BabyBlue dated March 2, 2009

The important question, though, is why would the leaders of the Episcopal church, the center of love, inclusion, and tolerance, spend millions of dollars to sue parishes that apparently amicably departed four years ago at the discretion of the bishop of Ohio? Well, I may have an idea. I have found that some who throw around the words “diversity,” “inclusion,” and “tolerance” are often some of the most non-diverse, exclusive, and intolerant folks around, especially if you don’t happen to agree with them on their pet issues.

The facts relating to Diocesan withdrawal are well-known to all of you. Similarly, our position in the Calvary litigation has been consistent and straightforward from the very beginning.

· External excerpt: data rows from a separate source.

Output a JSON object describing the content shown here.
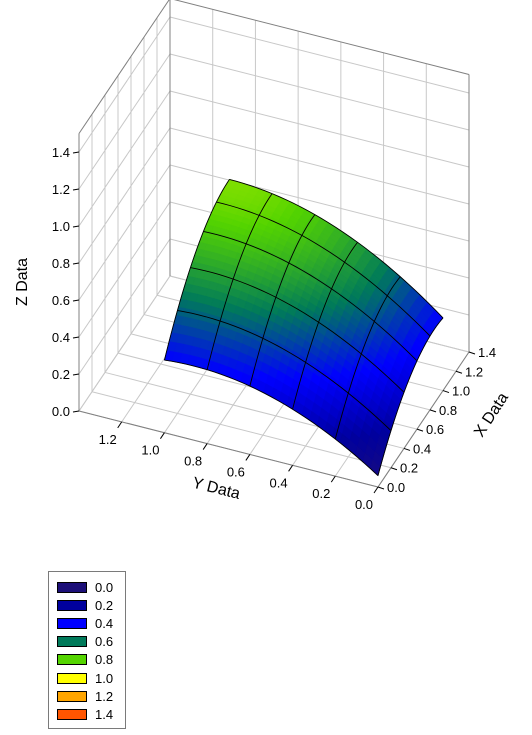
{
  "chart_data": {
    "type": "surface3d",
    "x_axis": {
      "label": "X Data",
      "range": [
        0.0,
        1.4
      ],
      "ticks": [
        "0.0",
        "0.2",
        "0.4",
        "0.6",
        "0.8",
        "1.0",
        "1.2",
        "1.4"
      ]
    },
    "y_axis": {
      "label": "Y Data",
      "range": [
        0.0,
        1.4
      ],
      "ticks": [
        "0.0",
        "0.2",
        "0.4",
        "0.6",
        "0.8",
        "1.0",
        "1.2"
      ]
    },
    "z_axis": {
      "label": "Z Data",
      "range": [
        0.0,
        1.5
      ],
      "ticks": [
        "0.0",
        "0.2",
        "0.4",
        "0.6",
        "0.8",
        "1.0",
        "1.2",
        "1.4"
      ]
    },
    "surface": {
      "x_range": [
        0.0,
        1.0
      ],
      "y_range": [
        0.0,
        1.0
      ],
      "peak_z": 0.92,
      "corner_z": 0.0,
      "mesh_lines": 5
    },
    "grid": true,
    "legend": {
      "placement": "bottom-left",
      "entries": [
        {
          "label": "0.0",
          "color": "#1c0f78"
        },
        {
          "label": "0.2",
          "color": "#00009e"
        },
        {
          "label": "0.4",
          "color": "#0000ff"
        },
        {
          "label": "0.6",
          "color": "#007a5a"
        },
        {
          "label": "0.8",
          "color": "#54d400"
        },
        {
          "label": "1.0",
          "color": "#ffff00"
        },
        {
          "label": "1.2",
          "color": "#ffa500"
        },
        {
          "label": "1.4",
          "color": "#ff5500"
        }
      ]
    }
  }
}
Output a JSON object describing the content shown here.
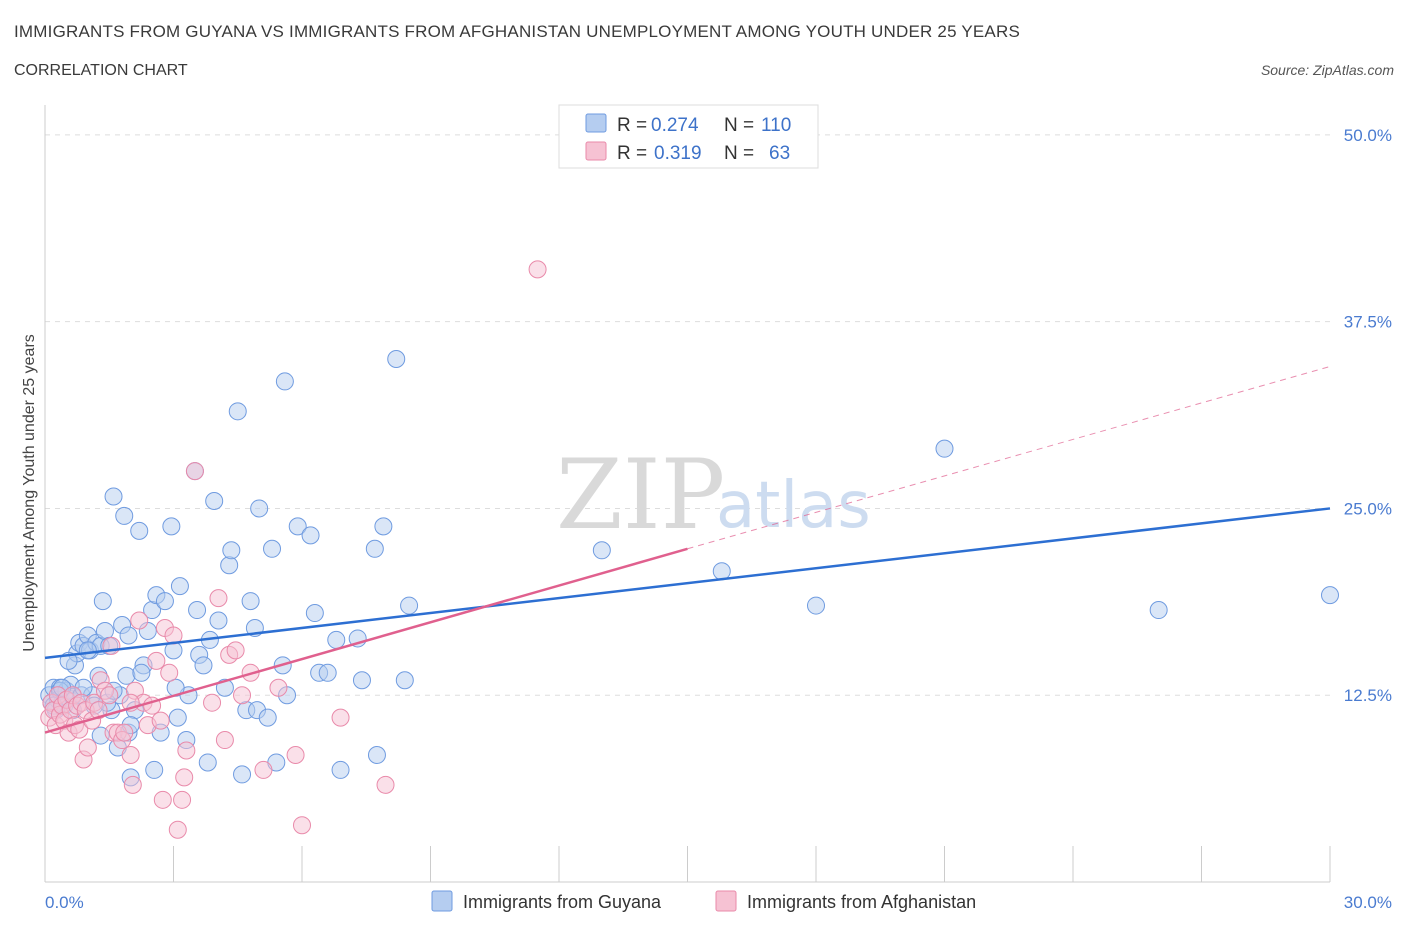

The 2005 Stipulation and Order does not address Diocesan realignment.
Mr. Robert Duncan's Lenten Pastoral Letter

3. What legal liabilities would you face if you wanted to leave your current diocese? Recent litigation indicates that the local diocesan authorities hold almost all the cards if they want to play "hardball".
But we think that the political realities are such that the American revisionist bishops will be reticent to play "hardball" for a while. They have just handed the gay lobby a stunning victory, but are forced to pay a fearsome price for it. The opposition at home is far greater than they anticipated and the opposition overseas is serious and inflamed. ECUSA will certainly lose members and funds at a high rate over the next few months accelerating their decline. . . .
ECUSA leaders know well how conservatives could quickly become the "victims" in the public mind. They also know that all our AEO (Alternative Episcopal Oversight)
work will eventually find its way across the desk of the Archbishop of Canterbury(ABC). All of this will create pressure for them to cooperate with the ABC/Primate's call for AEO. So we suspect that there will be a window of time before they return to "hardball" tactics.

This last piece is from Geoff Chapman, dated December 28, 2003.

Ladies and gentlemen, They continue to play all of us for all that they (and we) are worth. When next you see the orthodites complain about "litigating is hurting the church" and "suing is so unchristian like" please refer back to this post. And then, send that newspaper, blogger, editorial writer this reference. These antics are christian???